Pros and Cons of Lifetime Mortgages
The home will need to be sold to repay the loan, unless there is a significant amount of money from a life insurance policy available. Inheritance funds can also be lost due to compounding interest that requires the full home sale to repay interest and principle amount.
The cons are fairly significant as it can be the loss of a family home or beneficiaries’ inheritance. However, the pros are extensive. Cash from any equity release is tax free as it’s classed as a withdrawal of capital from the property. Equity release can be used as the homeowner wishes. Inheritance can be paid out during their lifetime should a child or grandchild suffer financially. For example, the homeowner can help their child buy their first home or send a grandchild to university. It is possible to use the money for property repairs, a once in a lifetime holiday, or to enjoy retirement without any cash worries.
There is a no negative equity guarantee so no other asset, beyond the home, can be claimed by the provider. This protection ensures nothing goes wrong for heirs after their family member dies and they cannot end up owing the equity release provider any more than the value of the home.

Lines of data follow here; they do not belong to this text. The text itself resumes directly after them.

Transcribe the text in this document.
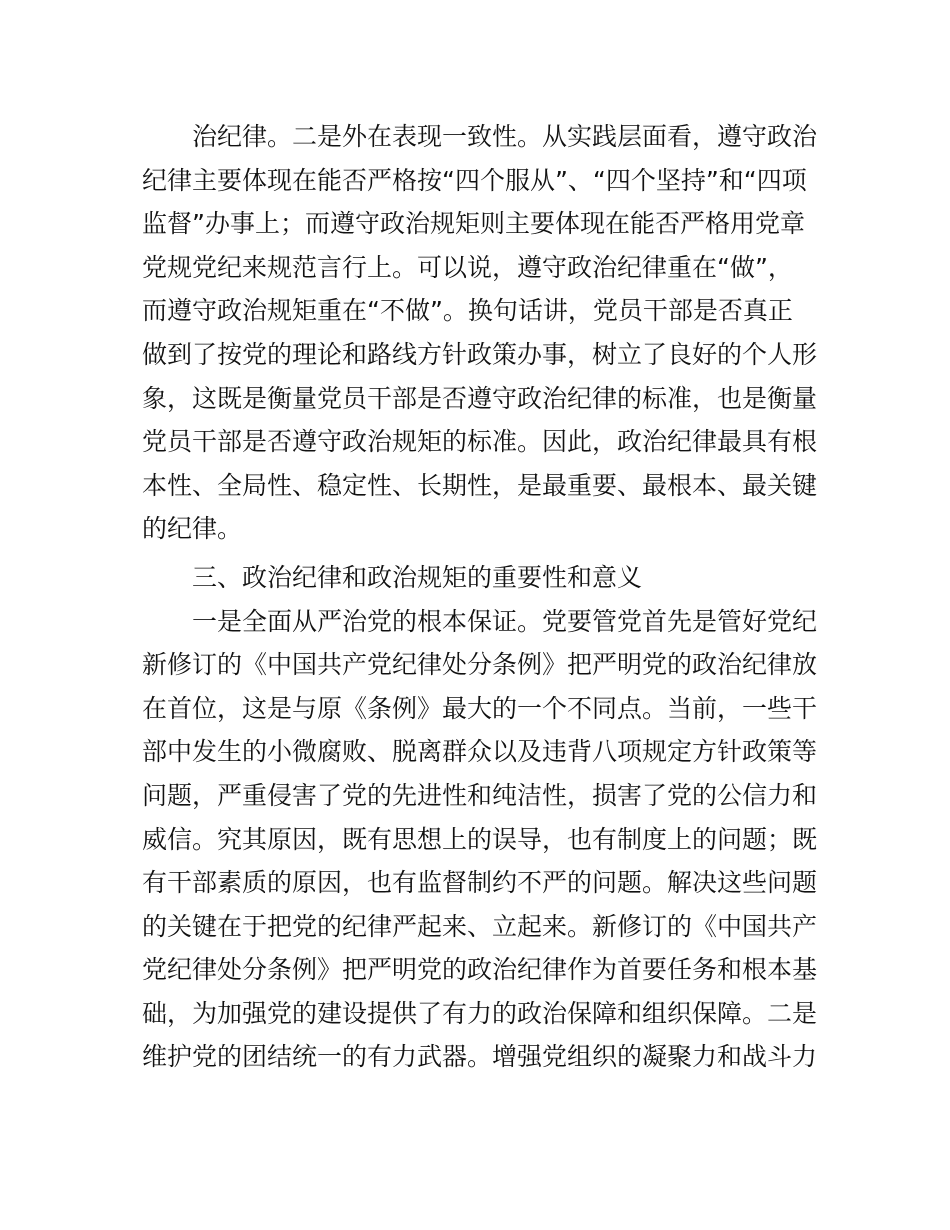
治纪律。二是外在表现一致性。从实践层面看，遵守政治
纪律主要体现在能否严格按“四个服从”、“四个坚持”和“四项
监督”办事上；而遵守政治规矩则主要体现在能否严格用党章
党规党纪来规范言行上。可以说，遵守政治纪律重在“做”，
而遵守政治规矩重在“不做”。换句话讲，党员干部是否真正
做到了按党的理论和路线方针政策办事，树立了良好的个人形
象，这既是衡量党员干部是否遵守政治纪律的标准，也是衡量
党员干部是否遵守政治规矩的标准。因此，政治纪律最具有根
本性、全局性、稳定性、长期性，是最重要、最根本、最关键
的纪律。
三、政治纪律和政治规矩的重要性和意义
一是全面从严治党的根本保证。党要管党首先是管好党纪
新修订的《中国共产党纪律处分条例》把严明党的政治纪律放
在首位，这是与原《条例》最大的一个不同点。当前，一些干
部中发生的小微腐败、脱离群众以及违背八项规定方针政策等
问题，严重侵害了党的先进性和纯洁性，损害了党的公信力和
威信。究其原因，既有思想上的误导，也有制度上的问题；既
有干部素质的原因，也有监督制约不严的问题。解决这些问题
的关键在于把党的纪律严起来、立起来。新修订的《中国共产
党纪律处分条例》把严明党的政治纪律作为首要任务和根本基
础，为加强党的建设提供了有力的政治保障和组织保障。二是
维护党的团结统一的有力武器。增强党组织的凝聚力和战斗力
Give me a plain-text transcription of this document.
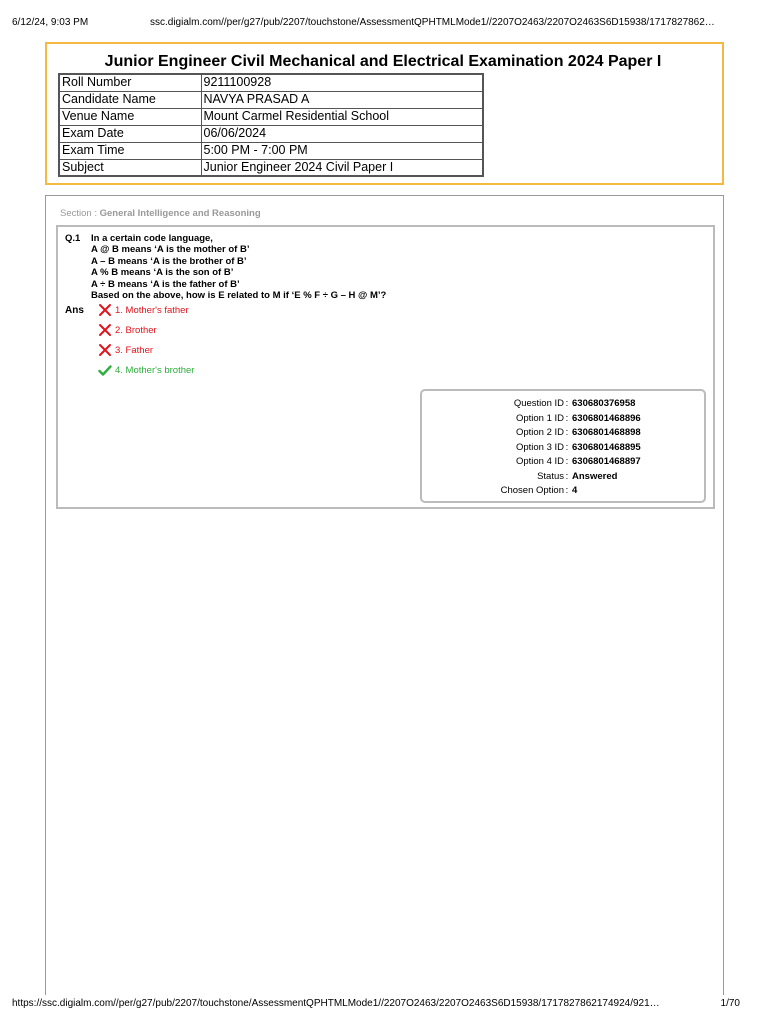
6/12/24, 9:03 PM	ssc.digialm.com//per/g27/pub/2207/touchstone/AssessmentQPHTMLMode1//2207O2463/2207O2463S6D15938/1717827862…
Junior Engineer Civil Mechanical and Electrical Examination 2024 Paper I
Roll Number	9211100928
Candidate Name	NAVYA PRASAD A
Venue Name	Mount Carmel Residential School
Exam Date	06/06/2024
Exam Time	5:00 PM - 7:00 PM
Subject	Junior Engineer 2024 Civil Paper I
Section : General Intelligence and Reasoning
Q.1 In a certain code language,
A @ B means ‘A is the mother of B’
A – B means ‘A is the brother of B’
A % B means ‘A is the son of B’
A ÷ B means ‘A is the father of B’
Based on the above, how is E related to M if ‘E % F ÷ G – H @ M’?
Ans	1. Mother's father
2. Brother
3. Father
4. Mother's brother
Question ID : 630680376958
Option 1 ID : 6306801468896
Option 2 ID : 6306801468898
Option 3 ID : 6306801468895
Option 4 ID : 6306801468897
Status : Answered
Chosen Option : 4
https://ssc.digialm.com//per/g27/pub/2207/touchstone/AssessmentQPHTMLMode1//2207O2463/2207O2463S6D15938/1717827862174924/921…	1/70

Beyond being more comfortable in retirement, homeowners have the option of choosing the product that best fits their needs. They can decide to include an inheritance protection guarantee, customise a loan to suit their financial situation, or find a product that already fits. With choices, tax free cash, and potential flexible repayment, there is little to lose when choosing a lifetime mortgage to finance a homeowner’s retirement.